Now, we just need to make the script executable so that keepalived
can call it:
sudo chmod +x /etc/keepalived/master.sh
Start Up the Keepalived Service and Test Failover
The keepalived
daemon and all of its companion scripts should now be completely configured. We can start the service on both of our machines by typing:
sudo start keepalived
The service should start up on each server and contact its peer, authenticating with the shared secret we configured. Each daemon will monitor the local Nginx process, and will listen to signals from the remote keepalived
process.
When both servers are healthy, if you visit your Reserved IP in your web browser, you should be taken to the primary server’s Nginx page:
Now, we are ready to test the failover capabilities of our configuration.
Failover should occur when either of the following conditions occur:
When the Nginx health check on the primary server indicates that Nginx is no longer running. In this case, the primary server’s keepalived
daemon will enter the “fault” state. It will notify the secondary server that it should transition to the master state and claim the Reserved IP.
When the secondary server loses its keepalived
connection to the primary server. If the secondary server cannot reach the primary server for any reason, it will transition to the “master” state and attempt to claim the Reserved IP.

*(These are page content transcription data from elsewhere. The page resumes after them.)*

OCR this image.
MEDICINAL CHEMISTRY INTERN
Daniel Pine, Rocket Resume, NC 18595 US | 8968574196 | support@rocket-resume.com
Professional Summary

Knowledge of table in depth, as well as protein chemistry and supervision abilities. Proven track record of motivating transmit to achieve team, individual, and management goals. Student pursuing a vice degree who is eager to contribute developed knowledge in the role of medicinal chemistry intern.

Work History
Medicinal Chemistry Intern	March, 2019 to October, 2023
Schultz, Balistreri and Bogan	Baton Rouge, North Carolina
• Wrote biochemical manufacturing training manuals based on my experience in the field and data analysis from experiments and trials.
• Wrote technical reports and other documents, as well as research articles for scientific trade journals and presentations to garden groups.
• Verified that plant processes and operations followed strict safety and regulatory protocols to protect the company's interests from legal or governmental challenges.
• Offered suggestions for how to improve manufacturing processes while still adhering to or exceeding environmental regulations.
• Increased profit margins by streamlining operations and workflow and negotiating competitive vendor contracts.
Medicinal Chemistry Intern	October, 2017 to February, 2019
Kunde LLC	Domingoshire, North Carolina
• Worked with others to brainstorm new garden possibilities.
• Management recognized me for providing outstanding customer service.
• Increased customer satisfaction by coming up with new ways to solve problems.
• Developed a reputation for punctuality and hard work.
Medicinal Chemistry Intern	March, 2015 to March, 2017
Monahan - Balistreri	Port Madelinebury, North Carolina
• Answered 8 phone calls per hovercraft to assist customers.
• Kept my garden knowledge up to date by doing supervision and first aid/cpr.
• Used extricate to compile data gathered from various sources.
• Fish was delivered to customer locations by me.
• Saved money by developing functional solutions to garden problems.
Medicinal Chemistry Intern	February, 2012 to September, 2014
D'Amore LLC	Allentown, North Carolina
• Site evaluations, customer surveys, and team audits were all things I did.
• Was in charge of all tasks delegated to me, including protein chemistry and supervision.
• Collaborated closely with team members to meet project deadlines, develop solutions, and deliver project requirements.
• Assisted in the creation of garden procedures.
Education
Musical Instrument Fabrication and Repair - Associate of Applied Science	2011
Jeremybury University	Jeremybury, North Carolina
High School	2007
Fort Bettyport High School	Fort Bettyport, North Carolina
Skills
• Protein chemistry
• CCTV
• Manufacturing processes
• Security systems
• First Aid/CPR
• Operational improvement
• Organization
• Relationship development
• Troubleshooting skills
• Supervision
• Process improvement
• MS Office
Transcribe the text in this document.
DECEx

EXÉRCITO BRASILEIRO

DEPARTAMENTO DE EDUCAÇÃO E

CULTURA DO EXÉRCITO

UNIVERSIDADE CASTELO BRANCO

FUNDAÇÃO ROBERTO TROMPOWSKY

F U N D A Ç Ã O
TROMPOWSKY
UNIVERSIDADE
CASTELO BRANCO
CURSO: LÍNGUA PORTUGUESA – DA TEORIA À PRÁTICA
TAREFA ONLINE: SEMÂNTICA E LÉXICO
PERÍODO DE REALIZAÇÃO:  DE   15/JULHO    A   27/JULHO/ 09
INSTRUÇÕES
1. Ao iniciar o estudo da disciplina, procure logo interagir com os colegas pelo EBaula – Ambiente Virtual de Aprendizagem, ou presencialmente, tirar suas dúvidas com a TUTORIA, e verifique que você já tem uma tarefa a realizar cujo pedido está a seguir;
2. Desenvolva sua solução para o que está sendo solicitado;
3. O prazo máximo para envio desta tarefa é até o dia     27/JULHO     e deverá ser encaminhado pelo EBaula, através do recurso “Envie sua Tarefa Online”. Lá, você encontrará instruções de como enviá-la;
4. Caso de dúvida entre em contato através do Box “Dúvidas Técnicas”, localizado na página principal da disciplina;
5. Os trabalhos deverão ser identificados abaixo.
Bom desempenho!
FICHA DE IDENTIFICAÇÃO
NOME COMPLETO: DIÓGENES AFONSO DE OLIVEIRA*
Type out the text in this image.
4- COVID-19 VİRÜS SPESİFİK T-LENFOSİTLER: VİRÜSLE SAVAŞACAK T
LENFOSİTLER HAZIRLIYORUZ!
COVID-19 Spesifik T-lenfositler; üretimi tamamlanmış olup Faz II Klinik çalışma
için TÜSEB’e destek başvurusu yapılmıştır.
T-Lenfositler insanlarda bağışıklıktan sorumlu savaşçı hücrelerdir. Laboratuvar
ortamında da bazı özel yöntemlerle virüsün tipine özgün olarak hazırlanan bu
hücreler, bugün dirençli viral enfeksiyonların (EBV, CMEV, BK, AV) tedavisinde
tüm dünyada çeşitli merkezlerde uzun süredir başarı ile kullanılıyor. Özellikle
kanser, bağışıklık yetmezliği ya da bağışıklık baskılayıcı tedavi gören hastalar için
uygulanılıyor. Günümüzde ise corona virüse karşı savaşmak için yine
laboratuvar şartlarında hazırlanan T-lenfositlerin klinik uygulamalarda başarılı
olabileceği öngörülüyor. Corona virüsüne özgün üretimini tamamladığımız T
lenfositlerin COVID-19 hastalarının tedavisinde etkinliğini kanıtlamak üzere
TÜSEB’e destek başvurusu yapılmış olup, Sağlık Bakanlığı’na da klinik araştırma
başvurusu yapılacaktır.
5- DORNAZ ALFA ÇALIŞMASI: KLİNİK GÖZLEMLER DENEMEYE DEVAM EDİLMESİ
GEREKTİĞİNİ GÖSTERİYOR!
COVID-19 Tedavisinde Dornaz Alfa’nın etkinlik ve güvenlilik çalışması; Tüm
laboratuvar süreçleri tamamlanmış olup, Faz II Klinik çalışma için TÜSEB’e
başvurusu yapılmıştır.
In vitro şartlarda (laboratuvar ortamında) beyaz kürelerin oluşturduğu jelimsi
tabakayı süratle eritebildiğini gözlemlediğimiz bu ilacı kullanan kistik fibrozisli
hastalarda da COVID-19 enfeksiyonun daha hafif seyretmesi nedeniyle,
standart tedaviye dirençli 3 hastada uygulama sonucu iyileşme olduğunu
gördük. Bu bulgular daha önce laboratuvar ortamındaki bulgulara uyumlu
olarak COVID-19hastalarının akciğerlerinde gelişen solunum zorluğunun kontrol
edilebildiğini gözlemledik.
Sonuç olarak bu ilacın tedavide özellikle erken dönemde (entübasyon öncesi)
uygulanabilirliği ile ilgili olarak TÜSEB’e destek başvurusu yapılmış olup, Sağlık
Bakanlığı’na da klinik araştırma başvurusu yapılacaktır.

If the primary server later recovers, it will transition back to the master state and reclaim the Reserved IP because it will initiate a new election (it will still have the highest priority number).
Testing Nginx Failure
We can test the first condition by stopping the Nginx service on the primary server:
sudo service nginx stop
If you refresh your web browser, you might initially get a response indicating that the page is not available:
However, after just a few seconds, if you refresh the page a few times, you will see that the secondary server has claimed the Reserved IP address:
We can recover from the failure by restarting the Nginx daemon on the primary server:
sudo service nginx start
After a few seconds, if you refresh the page, you will find that the primary server has reclaimed ownership of the Reserved IP again:
Testing Server Failure
The other scenario we should test is whether the secondary correctly transitions to the master state if it cannot connect to the primary server. We can reboot the master server to test this:
sudo reboot
Again, we should at first see a service interruption at the Reserved IP address:
A few seconds later, the secondary server will pick up the requests:
A moment later, when the primary server finishes rebooting, it will reclaim the IP address:
This verifies our second failure scenario.
Conclusion
In this guide, we configured a highly available web server environment using keepalived
, the DigitalOcean API, and a Reserved IP address. The actual infrastructure was rather simple, but the concepts can be applied to any type of infrastructure where service availability and uptime is important.